What happened in 2024 that caused their operating expenses to increase so much?

Mostly a 356% increase in R&D:

  FY Ended December 31, in millions except percentage

                             | 2023 | 2024 | YoY  
  ---------------------------|------|------|------
  research and development   | $165 | $751 | 356%   
  sales and marketing        | $201 | $472 | 134%   
  general and administrative | $168 | $316 | 88%

And most of that increase came from a one-time charge from allowing employees to sell their RSUs. While not a cash cost for Figma, it was booked as an expense and allocated as follows:

                             | 2024   
  ---------------------------|------
  cost of revenue            | $25    
  research and development   | $463   
  sales and marketing        | $187   
  general and administrative | $184   
  total                      | $858   

If you subtract the one-time charge, you get:

                             | 2023 | 2024 (adj.) | YoY  
  ---------------------------|------|-------------|------
  research and development   | $165 | $288        |  75%  
  sales and marketing        | $201 | $285        |  42%  
  general and administrative | $168 | $132        | (21)% 
  total                      | $534 | $705        |  32%

How'd you manage to summarize these figures so nicely ? Are you good at accounting stuff or are you using some AI tool ?

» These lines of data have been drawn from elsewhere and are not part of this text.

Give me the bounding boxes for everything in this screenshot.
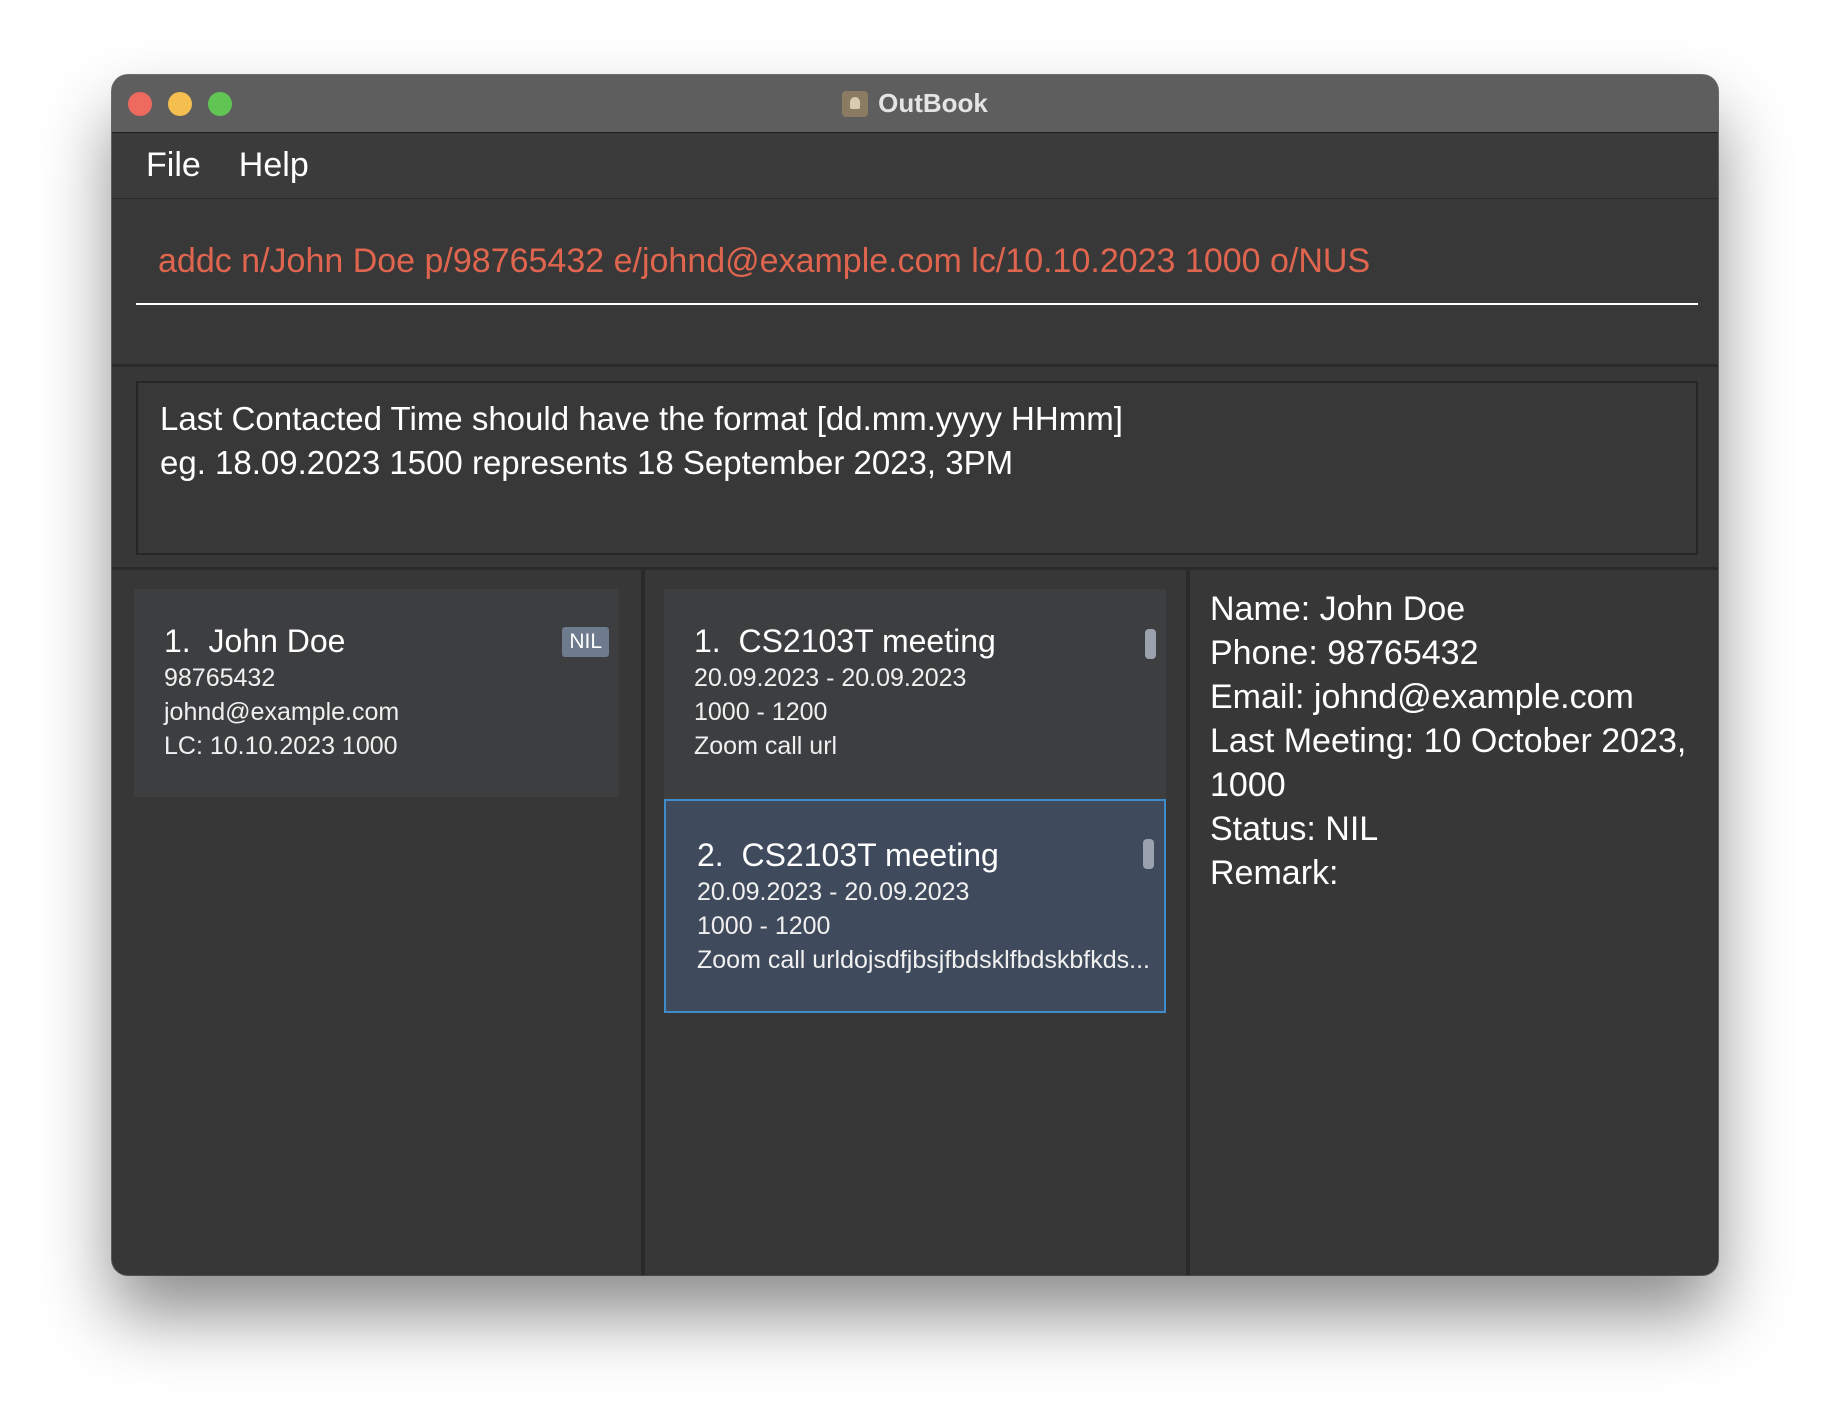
result-line-1: Last Contacted Time should have the form…: [160, 400, 1123, 437]
result-display: Last Contacted Time should have the form…: [136, 381, 1698, 555]
window-title: OutBook: [878, 88, 988, 118]
menu-file[interactable]: File: [146, 146, 201, 185]
menu-help[interactable]: Help: [239, 146, 309, 185]
meeting-title: CS2103T meeting: [741, 837, 999, 873]
meeting-index: 1.: [694, 623, 721, 659]
meeting-dates: 20.09.2023 - 20.09.2023: [694, 664, 967, 692]
result-line-2: eg. 18.09.2023 1500 represents 18 Septem…: [160, 444, 1014, 481]
panel-divider-left[interactable]: [641, 567, 645, 1275]
meeting-title: CS2103T meeting: [738, 623, 996, 659]
detail-last-meeting: Last Meeting: 10 October 2023, 1000: [1210, 722, 1687, 804]
command-input[interactable]: [136, 199, 1698, 305]
meeting-dates: 20.09.2023 - 20.09.2023: [697, 878, 970, 906]
detail-remark: Remark:: [1210, 854, 1339, 892]
person-name: John Doe: [208, 623, 346, 659]
meeting-title-row: 1. CS2103T meeting: [694, 621, 1166, 661]
detail-status: Status: NIL: [1210, 810, 1379, 848]
meeting-card-scrollbar[interactable]: [1143, 839, 1154, 869]
person-index: 1.: [164, 623, 191, 659]
meeting-times: 1000 - 1200: [694, 698, 828, 726]
person-last-contacted: LC: 10.10.2023 1000: [164, 732, 398, 760]
detail-name: Name: John Doe: [1210, 590, 1466, 628]
meeting-card-scrollbar[interactable]: [1145, 629, 1156, 659]
panels-area: 1. John Doe NIL 98765432 johnd@example.c…: [112, 567, 1718, 1275]
meeting-index: 2.: [697, 837, 724, 873]
meeting-times: 1000 - 1200: [697, 912, 831, 940]
person-name-row: 1. John Doe: [164, 621, 619, 661]
meeting-title-row: 2. CS2103T meeting: [697, 835, 1164, 875]
app-window: OutBook File Help Last Contacted Time sh…: [112, 75, 1718, 1275]
maximize-window-button[interactable]: [208, 92, 232, 116]
command-box: [112, 199, 1718, 367]
person-status-tag: NIL: [562, 627, 609, 657]
meeting-location: Zoom call url: [694, 732, 838, 760]
panels-top-divider: [112, 567, 1718, 570]
menu-bar: File Help: [112, 133, 1718, 199]
contact-details-panel: Name: John Doe Phone: 98765432 Email: jo…: [1210, 587, 1700, 895]
meeting-location: Zoom call urldojsdfjbsjfbdsklfbdskbfkds.…: [697, 946, 1150, 974]
meeting-card-selected[interactable]: 2. CS2103T meeting 20.09.2023 - 20.09.20…: [664, 799, 1166, 1013]
panel-divider-right[interactable]: [1186, 567, 1190, 1275]
address-book-icon: [842, 90, 869, 117]
person-phone: 98765432: [164, 664, 276, 692]
minimize-window-button[interactable]: [168, 92, 192, 116]
close-window-button[interactable]: [128, 92, 152, 116]
window-title-group: OutBook: [842, 88, 988, 119]
person-email: johnd@example.com: [164, 698, 400, 726]
detail-phone: Phone: 98765432: [1210, 634, 1479, 672]
meeting-card[interactable]: 1. CS2103T meeting 20.09.2023 - 20.09.20…: [664, 589, 1166, 799]
detail-email: Email: johnd@example.com: [1210, 678, 1634, 716]
title-bar[interactable]: OutBook: [112, 75, 1718, 133]
person-card[interactable]: 1. John Doe NIL 98765432 johnd@example.c…: [134, 589, 619, 797]
window-controls: [128, 92, 232, 116]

In May 2024, they removed some of the vesting conditions on RSUs so employees could sell shares in a secondary offering.

From an accounting perspective, it was an $800 million stock-based compensation expense, though it didn't really cost Figma anything.


They received a $1B termination fee in 2023 when their acquisition by Adobe collapsed. They would be losing money in 2023 otherwise

If they were planning to IPO, they will have put in place a strategy to maximise the numbers for the year prior.

So the numbers for the year before IPO may have no relation to future.


Initially Tepid about AI. Didn’t want to upset their base like Adobe was (seemingly) doing. Look at that year’s Figcon for evidence. The keynote led with the new Figma, front loaded anything. He quickly moved past it and spent 90% of the rest of the time on non-consequential features.

Then that AI feature they highlighted was pulled off production because it was cloning iOS.

The AI heavy product dump we just got are lessons from that time.